In Mazhuang village, villagers who attended the Confucius lecture were given a free thermos. "Sometimes we give out these small gifts to attract villagers to attend the lecture," Xu Xuefeng, a public servant working for the government of Fangshan township, which oversees Mazhuang village, told the Global Times.
Citywide fever
"Citizen Confucianism" is just one manifestation of the passion for Confucianism in Qufu. Walking through the city, one sees Confucianism wherever one looks.
In addition to the lectures, some villages are using loudspeakers to broadcast classic Confucian stories and texts to their residents, Xu said.
On a bulletin board in Qianjiacun village, the village committee has listed the names of villagers who have performed the most "good deeds and righteous acts" and the names of people who are appropriately filial to their parents. Statistics showing how much money, oil and rice each elderly person in the village receives from their offspring are also displayed on the bulletin board.
Across the city, a month-long festival to celebrate "Citizen Confucianism" is in full swing. Every day, huge crowds of people, on trips organized by their villages, neighborhoods, companies and schools, are dropped off at the Temple of Confucius to worship the sage.
Even taxi drivers are reading classic Confucian texts. "The government sends us free readers on Confucianism. I find that they are helpful in my daily life," a taxi driver, surnamed Liu, told the Global Times.
Confucius institutes and advertisements for "Confucianism camps" can be seen everywhere in the city. One of the most famous institutes in Qufu is the Confucius Etiquette Culture School, which instructs children, corporations and the government in the tenets of the ancient moral philosophy. Last year, its headmaster, Jin Hui, was among the experts that met with President Xi Jinping.
A 12-meter tall bronze statue of Confucius, erected in 2012, stands on the institute's campus. Lan Ping, a teacher at the school, said that they recite Confucian classics every morning while they worship the statue.
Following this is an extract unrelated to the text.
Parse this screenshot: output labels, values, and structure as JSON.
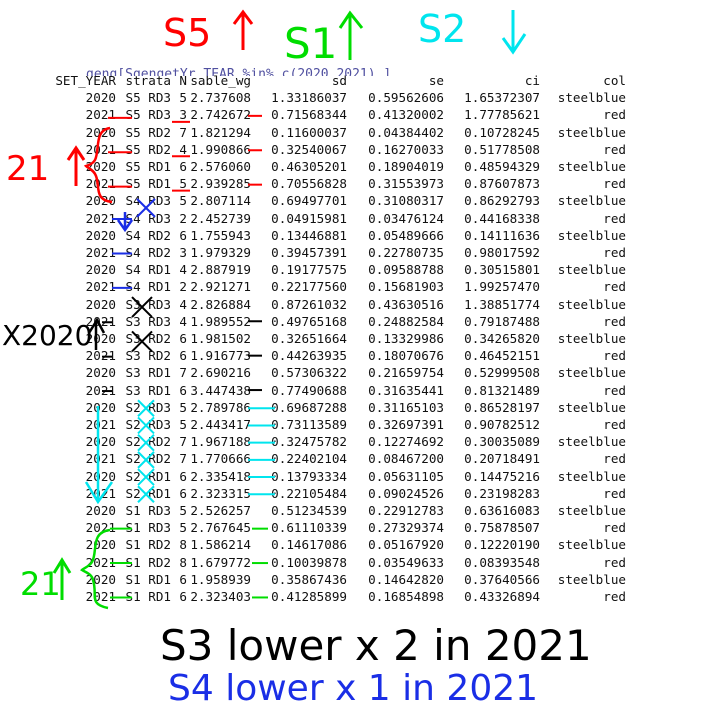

Yue Yaofang, vice director of Qufu's publicity department, is a staunch supporter of the initiative to spread Confucianism in Confucius' hometown.
"In moving from a planned economy to a market economy our villages have gone through many changes, including the fact that more and more couples are now separated, which is a destabilizing factor in society. This is why people need to be educated in traditional ethics, including Confucianism," he told the Global Times.
"These efforts have proved to be beneficial to the governing of the city. There's an old saying that goes, harmony brings wealth. Only when people get along well in a family can it be prosperous," Yue said. He added that Qufu's scientific and economic development has been improving in the past two years and winning regional awards, partially thanks to its promotion of Confucianism.
This top-down spread of Confucianism does have its critics however. "It's absurd," Yuan Weishi, professor of philosophy at Guangdong's Sun Yat-sen University, told the Global Times.
Yuan said the Qufu government, through these official lectures, has failed to recognize the boundaries between the role of the government and the role of civil society. "A modern government should only do what is its duty, upholding the rule of law. It should not favor one ideology or culture. What will the Christians think? And Muslims?"
"If these lectures truly work, it only shows how poor our country's education system is. Respect for parents and for others, aren't these the most basic things that children should learn during their compulsory education?"
Yuan said Confucianism, as it advocates a paternalistic hierarchy, is inconsistent with modern government. "Confucianism has nothing to do with democracy, or with the rule of law," he said, although some elements of Confucius' teachings, such as his political wisdom and the practice of self-cultivation, might still be helpful.